Ulaştırma Bakanı Binali Yıldırım, tasarı üzerinde yaptığı konuşmada, karayollarının dünyada olduğu gibi Türkiye'de de diğer ulaşım sistemine göre daha hızlı gelişme gösterdiğini kaydetti. 1950 yılında Türkiye'de köy yolları dahil karayolu uzunluğu 47 bin 80 kilometre iken, bugün, köy yolları hariç 64 bin 390 kilometreye ulaştığını kaydeden Yıldırım, "360 bin kilometre köy yolları da ilave edildiğinde 420 binin üzerinde yol ağına ulaşmış bulunuyoruz. Cumhuriyetin 100. yılı olan 2023'e kadar karayollarıyla ilgili projeleri gerçekleştirmek için yaklaşık 150 milyar lira yatırım yapılmasını öngörüyoruz" dedi.
Yıldırım, bu miktarın 2023 yılına kadar öngörülen projelerin maliyet bedeli olduğuna işaret ederek, "Bunun içinde özelleştirme yoktur, tamamen yeni yapılacak bölünmüş yol, otoyol, sıcak asfalt işi, tek yol, asfalt onarımı, köprü, tünel, kamulaştırma, kaza kara noktası iyileştirmesi olarak altyapı işleridir. Buna yeni yapılanlar dahildir. Ancak işletme hakkı devri dahil değil. Yap-işlet-devret ile yapılacaklar da buna dahildir. İster genel bütçeyle, ister alternatif finans yollarıyla yapılsın, bunlar dahildir" diye konuştu.
Bugün kadar Karayolları Genel Müdürlüğünün en büyük sorunu olarak kaynak sıkıntısının görüldüğünü anlatan Yıldırım, şöyle konuştu:
"Hükümetimiz döneminde gerçekleştirilen mali, istikrar ve güven sayesinde Karayolları kaynak sıkıntısı çekmekten büyük ölçüde kurtulmuştur. Sadece 2009 yılında Karayollarına aktarılan kaynak miktarı 9,5 milyar liradır. Başlangıç ödeneğinin 2,5 milyar lira olduğu düşünüldüğünde gerçekleştirilen yatırımın çarpıcı boyutlarda olduğu anlaşılacaktır.
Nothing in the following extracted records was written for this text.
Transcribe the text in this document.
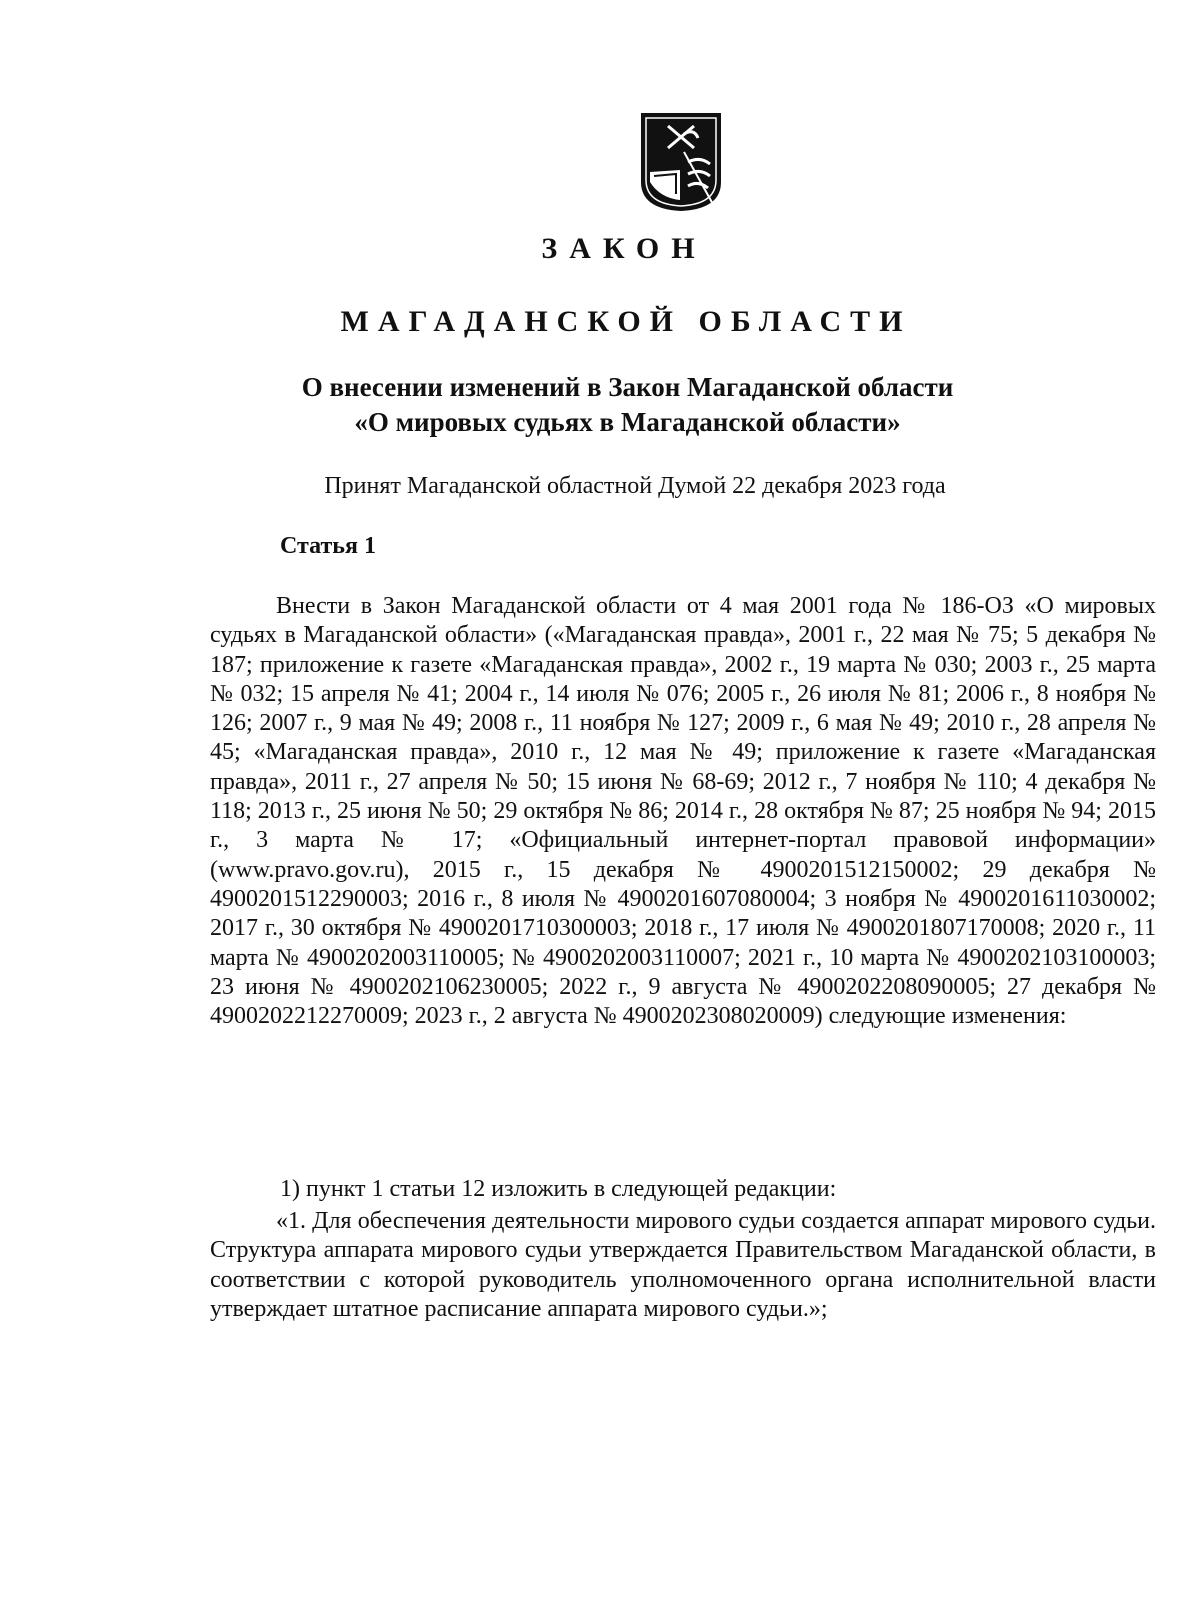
ЗАКОН
МАГАДАНСКОЙ ОБЛАСТИ
О внесении изменений в Закон Магаданской области
«О мировых судьях в Магаданской области»
Принят Магаданской областной Думой 22 декабря 2023 года
Статья 1

Внести в Закон Магаданской области от 4 мая 2001 года № 186-ОЗ «О мировых судьях в Магаданской области» («Магаданская правда», 2001 г., 22 мая № 75; 5 декабря № 187; приложение к газете «Магаданская правда», 2002 г., 19 марта № 030; 2003 г., 25 марта № 032; 15 апреля № 41; 2004 г., 14 июля № 076; 2005 г., 26 июля № 81; 2006 г., 8 ноября № 126; 2007 г., 9 мая № 49; 2008 г., 11 ноября № 127; 2009 г., 6 мая № 49; 2010 г., 28 апреля № 45; «Магаданская правда», 2010 г., 12 мая № 49; приложение к газете «Магаданская правда», 2011 г., 27 апреля № 50; 15 июня № 68-69; 2012 г., 7 ноября № 110; 4 декабря № 118; 2013 г., 25 июня № 50; 29 октября № 86; 2014 г., 28 октября № 87; 25 ноября № 94; 2015 г., 3 марта № 17; «Официальный интернет-портал правовой информации» (www.pravo.gov.ru), 2015 г., 15 декабря № 4900201512150002; 29 декабря № 4900201512290003; 2016 г., 8 июля № 4900201607080004; 3 ноября № 4900201611030002; 2017 г., 30 октября № 4900201710300003; 2018 г., 17 июля № 4900201807170008; 2020 г., 11 марта № 4900202003110005; № 4900202003110007; 2021 г., 10 марта № 4900202103100003; 23 июня № 4900202106230005; 2022 г., 9 августа № 4900202208090005; 27 декабря № 4900202212270009; 2023 г., 2 августа № 4900202308020009) следующие изменения:

1) пункт 1 статьи 12 изложить в следующей редакции:

«1. Для обеспечения деятельности мирового судьи создается аппарат мирового судьи. Структура аппарата мирового судьи утверждается Правительством Магаданской области, в соответствии с которой руководитель уполномоченного органа исполнительной власти утверждает штатное расписание аппарата мирового судьи.»;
Bugün için Karayollarının parasaldan ziyade, yasal altyapısında ciddi eksiklikler mevcuttur."
Karayolları Genel Müdürlüğünün kamu hizmetlerini yerine getirirken, ortaya çıkan ihtilafların yargıya intikal etmeden sulh yoluyla çözümlenme yetkisinin artık kullanılmaz olduğunu kaydeden Yıldırım, bu durumun bazen çok kolay çözülebilecek anlaşmazlıkların bile yıllarca süren, kangren olmuş davalara dönüşmesine, yapılacak hizmetin sürüncemede kalmasına, zaman ve para kaybına neden olduğunu anlattı.
Özel bütçeli idare
Yıldırım, tasarıyla, 5018 sayılı yasanın disiplini içinde kalmak üzere, Karayolları Genel Müdürlüğünün genel bütçeli olmaktan çıkarılarak,"kamu tüzel kişiliğine haiz özel bütçeli idare" olarak yeniden yapılandırma imkan getirildiğini belirterek, "Böylece mahkemeler ile yasal konumu arasındaki çelişki gideriliyor. Bu yöndeki kayıpların önüne geçilmesi öngörülmektedir" dedi.
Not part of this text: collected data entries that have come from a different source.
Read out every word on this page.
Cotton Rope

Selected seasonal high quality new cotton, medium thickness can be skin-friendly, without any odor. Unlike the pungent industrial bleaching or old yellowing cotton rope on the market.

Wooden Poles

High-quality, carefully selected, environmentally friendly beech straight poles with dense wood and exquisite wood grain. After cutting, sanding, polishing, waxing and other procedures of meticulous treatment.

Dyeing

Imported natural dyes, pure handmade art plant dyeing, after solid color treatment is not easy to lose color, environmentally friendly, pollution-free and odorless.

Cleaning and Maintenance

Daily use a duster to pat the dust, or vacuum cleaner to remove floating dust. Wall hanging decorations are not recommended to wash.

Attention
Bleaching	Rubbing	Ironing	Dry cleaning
Tasarıyla, kurumsal işleyişe olumsuz etkileri olan ve çeşitli kurumlar arasındaki koordinasyon eksikliklerinin giderilmesinin amaçlandığını, uygulamadaki aksaklıklara karşı önlemler içerdiğini kaydeden Yıldırım, vatandaşın devletten beklediği en temel kamu hizmeti olan karayolu yapımındaki engellerin kaldırılarak bürokrasinin azaltılmasının da öngörüldüğünü söyledi.
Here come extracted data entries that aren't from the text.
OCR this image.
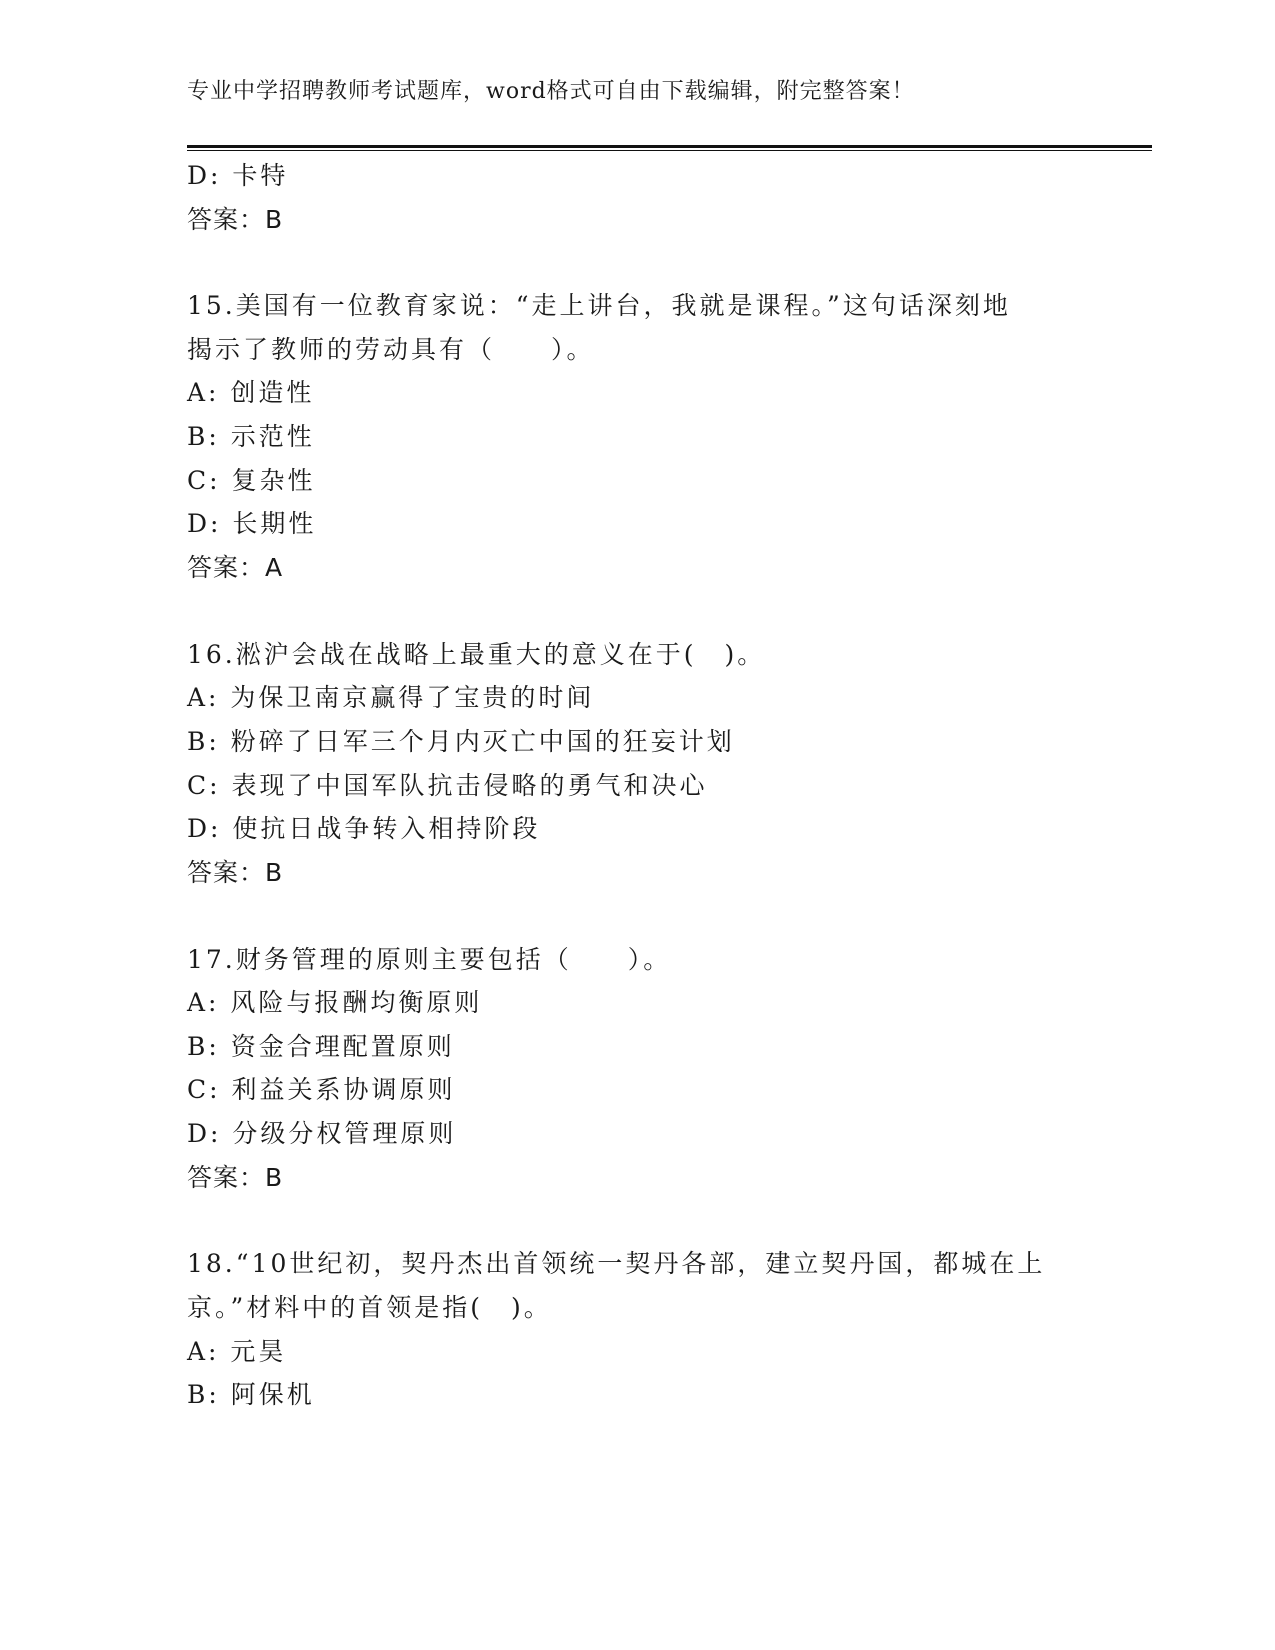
专业中学招聘教师考试题库，word格式可自由下载编辑，附完整答案！
D: 卡特
答案：B
15.美国有一位教育家说：“走上讲台，我就是课程。”这句话深刻地
揭示了教师的劳动具有（　　）。
A: 创造性
B: 示范性
C: 复杂性
D: 长期性
答案：A
16.淞沪会战在战略上最重大的意义在于(　)。
A: 为保卫南京赢得了宝贵的时间
B: 粉碎了日军三个月内灭亡中国的狂妄计划
C: 表现了中国军队抗击侵略的勇气和决心
D: 使抗日战争转入相持阶段
答案：B
17.财务管理的原则主要包括（　　）。
A: 风险与报酬均衡原则
B: 资金合理配置原则
C: 利益关系协调原则
D: 分级分权管理原则
答案：B
18.“10世纪初，契丹杰出首领统一契丹各部，建立契丹国，都城在上
京。”材料中的首领是指(　)。
A: 元昊
B: 阿保机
Yıldırım, karayolu güzergahında bulunan elektrik, su, doğalgaz, petrol boru hatları gibi çeşitli kurum ve kuruluşlara ait tesisatın gerektiğinde deplasmanının (yer değiştirme) nasıl yapılacağına ilişkin hükümlerin de tasarıda düzenlendiğini ifade ederek, "Bir yol geçecek, bir baraj yapılacak. Bunların hangisinin geçiş üstünlüğü var, hangisi deplase edilecek, bunlar aşikardır. Barajı deplase etmek mümkün olmadığına göre, yolun deplase edilmesi en makul, mantıklı olandır. Bunların değerlendirmesi yapılmasına rağmen, bazen kurumlar o işlemi ifa etmekte gönülsüz davranmaktadır" diye konuştu.
Kadrolaşma tasarısı
Tasarı üzerinde konuşan CHP Trabzon Milletvekili Akif Hamzaçebi, Hükümetin özelleştirme politikasının özelleştirme kavramıyla uyumlu olmadığını savunarak, "Devlet ne olursa olsun ekonomiden çıkmalı, rekabetin olup olmadığı ya da ne kadar işletme geliri elde edildiği önemli değil. Bunun örneği olarak Telekom bedava gitmiştir, Tekel'in alkollü içki kısmı da öyle...Hükümet, elde avuçta ne kaldıysa onu da satarak elde edilecek gelirle 2012 yılına kadar ekonominin çarklarını çevirme gayretindedir" dedi.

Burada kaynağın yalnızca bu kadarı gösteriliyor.